Implantation of an Electrode Assembly in a Mouse Brain for Electrophysiological Recording

Before proceeding with the surgery, record the weight of the 8-week-old VGAT-Cre mice. Then, place the animal in an induction chamber to induce anesthesia. Place the anesthetized mouse on a heating pad at 37 degrees Celsius. If using a feedback-controlled temperature system, insert the temperature probe into the rectum of the animal for temperature monitoring during the surgery. To start the surgery, redirect the inhalant anesthesia flow to the nose cone and mount the animal in the stereotaxic frame by gently placing the front upper teeth into the incisor bar and move the cone onto its nose, then place the ear bars into the ears and affix to the stereotaxic frame.

Ensure that the animal's head is leveled and centered and cannot be moved when slightly probed. Once the animal is mounted, inject 0.5 milliliters of normosol onto the mice for hydration and apply ocular lubricant to prevent corneal drying. Monitor the depth of anesthesia by pinching a hind-limb toe. If the withdrawal reflex is absent in the animal, proceed to remove the scalp hair of the mouse around the surgical area. When done, disinfect the clean skin area thrice with an alternating application of ethanol and iodine finishing with iodine, and inject 0.05 milliliters of 0.25% bupivacaine subcutaneously.

Make an incision on the skull using a scalpel, and then, cut out a part of the skin with surgical scissors exposing the skull. Push the skin aside before cleaning the skull from all underlying tissues with a cotton swab. Clean the skull with hydrogen peroxide using sterile cotton swabs, and make the skull sutures, bregma, and lambda visible. With the stereotaxically mounted drill, Move the drill tip onto bregma and zero x, y, and z coordinates, then, raise and move the drill to lambda to determine its coordinates to determine if the head is level.

After drying the skull thoroughly, apply one drop of self-etching dental adhesive with the applicator. Wait 60 seconds before curing the dental adhesive with a dental UV light for 40 seconds. A glossy surface indicates that the adhesive has been effectively cross-linked with the skull. With the help of a 0.031-inch drill bit, carefully drill two boreholes bilaterally into the skull at 5,000 rotations per minute, or RPM, avoiding drilling into the brain. Apply a drop of saline to enhance the drilling of the burr holes. For implantation of hippocampal depth electrodes, drill at 3 millimeters posterior and 3 millimeters lateral from bregma.

Drill one burr hole for the reference electrode above the cerebellum, behind the lambda at 6 millimeters posterior and 0 millimeters lateral from bregma. Next, mount the six-pin pedestal with assembled electrodes into the electrode holder on a stereotactic frame. By aligning the electrodes above the corresponding burr holes, slowly lower and navigate the headset to locate the two bipolar electrode tips right on top of the left and the right hippocampal burr holes, and if needed, adjust the reference electrode to hover above hole, over the cerebellum.

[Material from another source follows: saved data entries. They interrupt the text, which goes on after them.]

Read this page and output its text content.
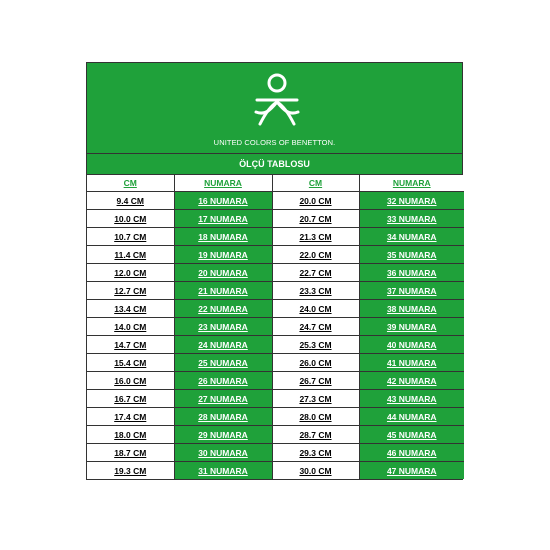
UNITED COLORS OF BENETTON.
ÖLÇÜ TABLOSU
CM	NUMARA	CM	NUMARA
9.4 CM	16 NUMARA	20.0 CM	32 NUMARA
10.0 CM	17 NUMARA	20.7 CM	33 NUMARA
10.7 CM	18 NUMARA	21.3 CM	34 NUMARA
11.4 CM	19 NUMARA	22.0 CM	35 NUMARA
12.0 CM	20 NUMARA	22.7 CM	36 NUMARA
12.7 CM	21 NUMARA	23.3 CM	37 NUMARA
13.4 CM	22 NUMARA	24.0 CM	38 NUMARA
14.0 CM	23 NUMARA	24.7 CM	39 NUMARA
14.7 CM	24 NUMARA	25.3 CM	40 NUMARA
15.4 CM	25 NUMARA	26.0 CM	41 NUMARA
16.0 CM	26 NUMARA	26.7 CM	42 NUMARA
16.7 CM	27 NUMARA	27.3 CM	43 NUMARA
17.4 CM	28 NUMARA	28.0 CM	44 NUMARA
18.0 CM	29 NUMARA	28.7 CM	45 NUMARA
18.7 CM	30 NUMARA	29.3 CM	46 NUMARA
19.3 CM	31 NUMARA	30.0 CM	47 NUMARA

When the hippocampal twist electrodes are right above the holes, zero the z-axis, and slowly lower the electrode to minus three millimeters into the right and left hippocampus, and guide the reference electrode into the hole above the cerebellum. Prepare the dental cement by mixing the powder and liquid in a mixing bowl, then cover the skull surface, the electrodes, and the space between the skull surface and the bottom of the pedestal with dental cement.

Once the cement dries and hardens, detach the electrode holder from the stereotactic arm, raise arm, and remove the holder from the pedestal. After administering the mouse subcutaneously with ketoprofen and normosol, remove the animal from the stereotactic frame to move the animal onto the heated pad in the vivarium cage. Once fully awake, return the single animal to the vivarium cage, feed the animal with soft food, and monitor the weight loss daily up to 72 hours post-surgery.